Umbrela wants to make your home smart one room at a time

08.01.2015
This upcoming connected-home system is unique in that it's designed to control your home one room at time. Swap out your existing light switch for one of Umbrela's wiring modules and then snap-mount the Umbrela touchscreen control panel to the new electrical module. Boom! You can control up to four lights in that room and gain a whole lot of possibilities.

The control panel is outfitted with a variety of sensors, including proximity; ambient temperature, humidity, and light; and carbon-monoxide. It supports Wi-Fi, power-line, and Bluetooth networking protocols, and has a built-in video camera, stereo speakers, and noise-canceling microphones so you can control it with voice commands. You can access the panel from the Internet, and Umbrela will offer apps for the Android and iOS operating systems.

Like the Nest thermostat, the Umbrela panel will know when you're home and away and will learn and adapt to your activity patterns in an effort to reduce your energy consumption by turning off lights and adjusting your themorstat so your HVAC system isn't heating or cooling an empty house. You can also put the Umbrela system into "away" mode and it will automatically turn lights on and off in a preset rotation and play the sound of a barking dog in an effort to deter burglars.

If an intruder does break in, the panel will send you an alert and then emit a loud siren to scare them off. The video camera, meanwhile, will record a clip to capture what's happening so you'll have forensic evidence you can provide to the police.

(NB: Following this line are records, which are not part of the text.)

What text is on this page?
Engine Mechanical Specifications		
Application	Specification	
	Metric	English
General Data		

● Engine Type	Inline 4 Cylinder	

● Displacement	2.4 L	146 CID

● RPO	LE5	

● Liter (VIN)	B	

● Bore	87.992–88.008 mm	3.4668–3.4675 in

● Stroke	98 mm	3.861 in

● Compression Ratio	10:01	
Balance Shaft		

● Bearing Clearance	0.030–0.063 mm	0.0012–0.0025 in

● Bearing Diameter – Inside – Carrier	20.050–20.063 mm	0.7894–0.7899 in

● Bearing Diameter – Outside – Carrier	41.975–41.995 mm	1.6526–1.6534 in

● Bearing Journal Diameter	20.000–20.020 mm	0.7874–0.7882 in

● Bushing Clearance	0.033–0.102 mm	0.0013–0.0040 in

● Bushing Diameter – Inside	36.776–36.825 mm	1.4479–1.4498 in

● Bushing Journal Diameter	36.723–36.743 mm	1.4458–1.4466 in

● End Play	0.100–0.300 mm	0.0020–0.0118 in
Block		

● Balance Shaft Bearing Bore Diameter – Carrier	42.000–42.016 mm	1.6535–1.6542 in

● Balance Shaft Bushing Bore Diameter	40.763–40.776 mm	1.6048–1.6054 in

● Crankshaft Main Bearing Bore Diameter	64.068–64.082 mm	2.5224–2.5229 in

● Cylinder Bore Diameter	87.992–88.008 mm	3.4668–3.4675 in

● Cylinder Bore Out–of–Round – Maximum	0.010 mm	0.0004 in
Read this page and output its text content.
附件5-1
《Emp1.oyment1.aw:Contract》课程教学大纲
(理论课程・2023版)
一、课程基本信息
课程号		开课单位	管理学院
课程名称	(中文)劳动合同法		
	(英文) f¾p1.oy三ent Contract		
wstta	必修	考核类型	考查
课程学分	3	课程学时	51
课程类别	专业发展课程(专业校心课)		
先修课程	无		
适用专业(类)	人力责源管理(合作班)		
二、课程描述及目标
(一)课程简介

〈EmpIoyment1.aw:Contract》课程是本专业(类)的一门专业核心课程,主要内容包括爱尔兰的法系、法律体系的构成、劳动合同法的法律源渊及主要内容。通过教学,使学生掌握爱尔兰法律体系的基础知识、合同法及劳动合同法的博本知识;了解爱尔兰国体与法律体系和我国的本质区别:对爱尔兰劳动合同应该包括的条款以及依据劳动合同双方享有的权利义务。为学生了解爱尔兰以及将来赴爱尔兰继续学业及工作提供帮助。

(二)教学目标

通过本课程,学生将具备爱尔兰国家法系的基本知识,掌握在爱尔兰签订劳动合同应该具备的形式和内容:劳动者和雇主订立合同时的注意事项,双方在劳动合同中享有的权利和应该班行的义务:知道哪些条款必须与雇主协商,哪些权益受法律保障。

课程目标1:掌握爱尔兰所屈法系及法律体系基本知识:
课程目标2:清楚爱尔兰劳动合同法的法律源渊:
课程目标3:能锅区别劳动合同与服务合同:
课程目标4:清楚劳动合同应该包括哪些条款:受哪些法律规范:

The benefits of some other Umbrela features, such as the multi-color LED mood lights, are much less concrete. And there's a built-in intercom, but it's useful only if you have a panel in every room. Then there's the fact that each panel controls the lights in only one room, and the panels are not cheap: The full-size model with camera will cost $500 when it ships, and the "mini" panel without a camera will go for $300. That could add up to quite an investment if you want to transform a large home.

But we won't prejudge the system before it ships. We'll get an eval unit for a full review as soon as it's available for purchase.